Summary
- Major: Microbiology & Immunology
- Faculty Mentor: Dr. Dorothy Hudig
- Research Topic: Reduction of Natural Killer cell ADCC by membrane bound non-supporting IgA antibody
- New Scholar: 2023 Cohort
- Graduating with a Baccalaureate Degree: 2025
Abstract
Viral pandemics, such as SARS-CoV-2, have caused extensive human suffering and mortality whilst efforts to mitigate such diseases have been insufficient. To improve control of infectious diseases, all mechanisms contributing to immunity must be further explored. This project will study a poorly understood mechanism of viral immunity: antibodies that bind to Natural Killer cells and direct them to kill virally infected cells, also known as antibody-dependent cellular cytotoxicity (ADCC). Enhancing this antibody-dependent cell-mediated cytotoxicity mechanism could improve the efficacy of life-saving vaccines.
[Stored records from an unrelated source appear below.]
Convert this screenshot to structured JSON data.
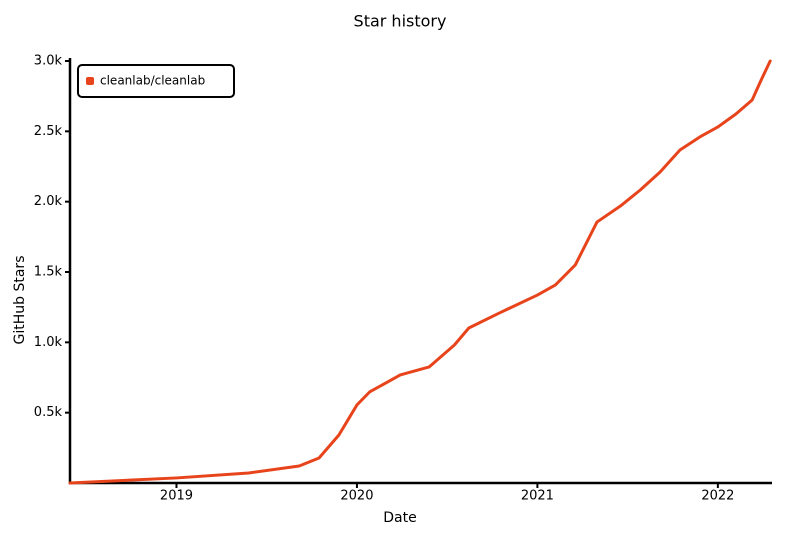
{
  "chart_data": {
    "type": "line",
    "title": "Star history",
    "x_label": "Date",
    "y_label": "GitHub Stars",
    "x": [
      2018.41,
      2019.0,
      2019.4,
      2019.68,
      2019.79,
      2019.9,
      2020.0,
      2020.07,
      2020.24,
      2020.4,
      2020.54,
      2020.62,
      2020.79,
      2021.0,
      2021.1,
      2021.21,
      2021.33,
      2021.46,
      2021.57,
      2021.68,
      2021.79,
      2021.9,
      2022.0,
      2022.1,
      2022.19,
      2022.24,
      2022.29
    ],
    "series": [
      {
        "name": "cleanlab/cleanlab",
        "color": "#e8441c",
        "values": [
          0,
          36,
          71,
          121,
          178,
          341,
          555,
          647,
          768,
          825,
          981,
          1102,
          1209,
          1336,
          1408,
          1550,
          1855,
          1969,
          2083,
          2211,
          2367,
          2460,
          2531,
          2623,
          2723,
          2865,
          3000
        ]
      }
    ],
    "xlim": [
      2018.41,
      2022.3
    ],
    "xticks": [
      2019,
      2020,
      2021,
      2022
    ],
    "ylim": [
      0,
      3000
    ],
    "yticks": [
      {
        "value": 500,
        "label": "0.5k"
      },
      {
        "value": 1000,
        "label": "1.0k"
      },
      {
        "value": 1500,
        "label": "1.5k"
      },
      {
        "value": 2000,
        "label": "2.0k"
      },
      {
        "value": 2500,
        "label": "2.5k"
      },
      {
        "value": 3000,
        "label": "3.0k"
      }
    ],
    "legend": "top-left"
  }
}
Ineffective antibodies for ADCC, unable to bind to NK cells, may inhibit ADCC-dependent clearance of virally infected cells. This is especially relevant in environments such as the nasal-associated lymphoid tissues (NALT), where considerable amounts of IgA, an ineffective ADCC antibody, are present. The experimental procedure consists of Daudi cells, an immortalized line of B lymphocytes expressing the CD20 surface antigen, which are radiolabeled with 51Cr. These cells are incubated in 96 well plates with the anti-CD20 IgG1 antibody GA101, which NK cells are capable of recognizing with their CD16a receptors. Then, some of the targets will receive either IgG1 LALA, a variant of GA101 modified so that NK cells can no longer recognize it, or IgA, which is an innately non-ADCC forming antibody. Our current results have shown that the sequential addition of ineffective antibody reduces ADCC significantly in both laboratories engineered NK-92 cells as well as blood NK cells. With this understanding, our next direction is to measure the ADCC inhibition following a simultaneous addition of antibodies.